Hoping for healthy money

But not everyone leaves the ship at the first sight of problems. There is a group of people, mostly individuals, who strongly believe in the concept of healthy money, sound money. These people have taken the time to inform themselves about the technical structure, monetary policy and the possible long-term benefits of bitcoin. They are convinced that the sound money properties of bitcoin are superior to any other form of money.

Opposite market

They don’t let a rising or falling dollar value upset them and don’t sell their bitcoin. These are the strong hands. Their conviction is strong. In March, they did exactly the opposite of what the market was doing. To quote Bane: Oh, you think bitcoin is your ally. But you merely adopted bitcoin; I was born in it, moulded by it. I didn’t see fiat until I was already a man, by then it was nothing to me but BLINDING! It is these strong hands that bought bitcoin for low amounts in March.

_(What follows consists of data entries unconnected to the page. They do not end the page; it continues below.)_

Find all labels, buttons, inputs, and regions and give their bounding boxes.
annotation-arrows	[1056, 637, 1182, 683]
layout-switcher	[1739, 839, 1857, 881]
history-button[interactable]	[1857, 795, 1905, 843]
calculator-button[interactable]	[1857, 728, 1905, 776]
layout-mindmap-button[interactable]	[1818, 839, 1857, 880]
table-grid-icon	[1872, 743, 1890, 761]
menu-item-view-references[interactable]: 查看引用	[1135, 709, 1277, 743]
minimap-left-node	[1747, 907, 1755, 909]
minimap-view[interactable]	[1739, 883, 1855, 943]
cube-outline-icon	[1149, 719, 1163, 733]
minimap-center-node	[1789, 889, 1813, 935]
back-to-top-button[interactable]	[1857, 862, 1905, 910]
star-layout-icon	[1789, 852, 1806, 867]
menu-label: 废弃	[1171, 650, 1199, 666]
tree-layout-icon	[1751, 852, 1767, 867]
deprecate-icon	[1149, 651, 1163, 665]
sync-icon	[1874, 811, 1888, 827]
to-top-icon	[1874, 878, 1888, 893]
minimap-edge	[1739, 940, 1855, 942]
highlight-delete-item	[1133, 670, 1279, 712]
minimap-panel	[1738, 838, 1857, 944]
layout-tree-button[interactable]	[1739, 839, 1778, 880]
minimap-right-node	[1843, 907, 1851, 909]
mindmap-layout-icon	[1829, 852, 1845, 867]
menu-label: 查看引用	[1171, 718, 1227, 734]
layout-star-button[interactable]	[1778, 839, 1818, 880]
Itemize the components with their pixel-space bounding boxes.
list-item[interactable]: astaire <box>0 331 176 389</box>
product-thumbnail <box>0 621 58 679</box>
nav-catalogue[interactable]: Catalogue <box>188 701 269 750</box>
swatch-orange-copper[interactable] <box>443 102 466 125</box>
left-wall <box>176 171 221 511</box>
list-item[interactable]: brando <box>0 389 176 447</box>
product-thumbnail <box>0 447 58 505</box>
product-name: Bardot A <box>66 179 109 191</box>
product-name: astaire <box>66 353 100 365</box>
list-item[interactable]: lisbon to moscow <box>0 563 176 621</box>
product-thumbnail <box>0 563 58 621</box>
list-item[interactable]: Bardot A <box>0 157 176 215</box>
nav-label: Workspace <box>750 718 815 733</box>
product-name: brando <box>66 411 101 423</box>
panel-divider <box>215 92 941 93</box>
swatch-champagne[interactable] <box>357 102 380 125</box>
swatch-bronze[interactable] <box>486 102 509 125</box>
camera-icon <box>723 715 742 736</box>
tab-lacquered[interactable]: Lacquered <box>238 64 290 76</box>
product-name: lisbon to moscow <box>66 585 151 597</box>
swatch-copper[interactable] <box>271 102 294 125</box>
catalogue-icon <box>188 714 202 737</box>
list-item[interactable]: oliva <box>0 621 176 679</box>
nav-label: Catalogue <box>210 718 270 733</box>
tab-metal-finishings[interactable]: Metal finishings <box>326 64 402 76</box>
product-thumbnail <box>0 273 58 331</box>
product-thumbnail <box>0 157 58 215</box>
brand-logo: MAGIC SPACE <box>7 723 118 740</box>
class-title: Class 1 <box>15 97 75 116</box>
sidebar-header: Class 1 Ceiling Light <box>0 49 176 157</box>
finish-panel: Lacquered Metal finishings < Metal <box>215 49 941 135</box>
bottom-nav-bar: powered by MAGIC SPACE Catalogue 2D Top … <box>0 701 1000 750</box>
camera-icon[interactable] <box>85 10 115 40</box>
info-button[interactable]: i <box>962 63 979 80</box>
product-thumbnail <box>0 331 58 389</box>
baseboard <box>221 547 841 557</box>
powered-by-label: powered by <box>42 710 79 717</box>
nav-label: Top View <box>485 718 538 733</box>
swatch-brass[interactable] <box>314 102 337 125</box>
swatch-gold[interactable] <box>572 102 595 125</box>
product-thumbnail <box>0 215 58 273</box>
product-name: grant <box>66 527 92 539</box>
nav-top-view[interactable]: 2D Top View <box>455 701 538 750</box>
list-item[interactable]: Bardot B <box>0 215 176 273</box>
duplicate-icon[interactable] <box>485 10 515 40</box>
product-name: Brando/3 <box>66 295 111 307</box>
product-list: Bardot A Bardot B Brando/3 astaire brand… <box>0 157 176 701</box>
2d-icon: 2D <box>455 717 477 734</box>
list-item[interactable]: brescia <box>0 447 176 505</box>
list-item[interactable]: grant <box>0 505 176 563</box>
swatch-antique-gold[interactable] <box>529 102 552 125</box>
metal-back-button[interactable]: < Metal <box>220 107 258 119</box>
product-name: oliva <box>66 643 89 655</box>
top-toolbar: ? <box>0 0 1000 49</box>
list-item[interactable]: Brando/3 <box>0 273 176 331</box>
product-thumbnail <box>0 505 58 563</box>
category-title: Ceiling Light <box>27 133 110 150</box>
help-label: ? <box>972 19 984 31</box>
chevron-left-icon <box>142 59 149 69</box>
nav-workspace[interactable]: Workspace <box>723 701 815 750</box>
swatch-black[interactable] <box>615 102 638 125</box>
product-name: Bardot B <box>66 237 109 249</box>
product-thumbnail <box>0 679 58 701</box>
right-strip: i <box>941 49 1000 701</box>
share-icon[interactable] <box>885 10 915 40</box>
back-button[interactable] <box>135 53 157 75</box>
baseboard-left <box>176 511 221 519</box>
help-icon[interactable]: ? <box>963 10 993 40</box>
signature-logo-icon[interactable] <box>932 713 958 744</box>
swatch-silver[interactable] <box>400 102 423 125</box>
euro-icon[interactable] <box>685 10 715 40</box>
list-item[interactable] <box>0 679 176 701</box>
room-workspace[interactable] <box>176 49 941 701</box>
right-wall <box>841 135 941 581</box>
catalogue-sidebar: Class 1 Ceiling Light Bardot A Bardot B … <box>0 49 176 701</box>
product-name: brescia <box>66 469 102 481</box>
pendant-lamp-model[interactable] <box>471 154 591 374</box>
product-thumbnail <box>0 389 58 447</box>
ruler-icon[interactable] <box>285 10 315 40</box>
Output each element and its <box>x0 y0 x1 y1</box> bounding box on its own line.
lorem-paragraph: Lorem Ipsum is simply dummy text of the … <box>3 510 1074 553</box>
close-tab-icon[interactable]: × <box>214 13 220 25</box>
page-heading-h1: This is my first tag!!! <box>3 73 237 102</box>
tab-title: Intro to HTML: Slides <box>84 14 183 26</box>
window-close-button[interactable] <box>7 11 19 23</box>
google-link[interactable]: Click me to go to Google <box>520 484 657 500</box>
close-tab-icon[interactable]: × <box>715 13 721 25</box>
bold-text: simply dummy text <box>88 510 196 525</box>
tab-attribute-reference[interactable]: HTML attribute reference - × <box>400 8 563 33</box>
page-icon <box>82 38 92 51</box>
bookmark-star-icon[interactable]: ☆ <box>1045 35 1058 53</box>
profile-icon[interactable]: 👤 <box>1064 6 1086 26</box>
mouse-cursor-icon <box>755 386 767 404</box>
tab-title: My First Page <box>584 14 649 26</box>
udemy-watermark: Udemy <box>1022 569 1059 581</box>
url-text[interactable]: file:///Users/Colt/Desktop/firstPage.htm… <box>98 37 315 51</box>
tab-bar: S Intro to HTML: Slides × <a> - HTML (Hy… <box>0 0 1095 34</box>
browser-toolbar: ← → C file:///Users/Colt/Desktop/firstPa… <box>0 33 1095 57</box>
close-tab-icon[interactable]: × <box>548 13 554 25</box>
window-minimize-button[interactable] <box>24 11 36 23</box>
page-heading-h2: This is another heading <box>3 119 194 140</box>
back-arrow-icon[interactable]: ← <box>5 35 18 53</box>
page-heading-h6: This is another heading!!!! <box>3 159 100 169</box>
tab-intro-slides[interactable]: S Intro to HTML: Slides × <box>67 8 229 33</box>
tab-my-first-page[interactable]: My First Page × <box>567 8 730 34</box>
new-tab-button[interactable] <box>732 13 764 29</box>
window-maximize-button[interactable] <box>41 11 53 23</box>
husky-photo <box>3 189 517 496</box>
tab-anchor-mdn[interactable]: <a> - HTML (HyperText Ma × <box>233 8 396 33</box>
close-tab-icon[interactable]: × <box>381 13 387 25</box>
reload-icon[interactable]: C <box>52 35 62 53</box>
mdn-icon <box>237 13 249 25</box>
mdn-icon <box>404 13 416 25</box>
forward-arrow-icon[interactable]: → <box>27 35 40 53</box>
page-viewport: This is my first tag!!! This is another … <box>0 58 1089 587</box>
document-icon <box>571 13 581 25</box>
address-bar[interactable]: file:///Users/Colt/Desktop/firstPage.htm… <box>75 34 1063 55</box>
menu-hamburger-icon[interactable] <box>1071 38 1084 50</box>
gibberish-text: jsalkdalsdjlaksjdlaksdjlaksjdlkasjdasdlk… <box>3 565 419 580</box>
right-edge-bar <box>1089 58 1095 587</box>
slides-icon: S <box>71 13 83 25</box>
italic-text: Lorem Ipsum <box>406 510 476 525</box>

Nothing more than supply and demand

At the time, most people would have thought you were crazy if you thought bitcoin was going to break through $20,000 this year. The only people who thought that was a realistic scenario were the strong hands. They knew that the bitcoin block halving would have a big impact on the supply of bitcoin, and that this alone would lead to huge price increases.

Add to that rising demand, and suddenly $20,000 sounds pretty logical. Guggenheim’s CIO, Scott Minerd, was at Bloomberg this week and said that he and his colleagues felt that bitcoin should be worth $400,000 right now. They manage hundreds of billions of dollars and started buying bitcoin when the exchange rate was $10,000. This is the kind of institutional firepower that large multi-billion dollar asset managers bring. And what the strong hands already foresaw.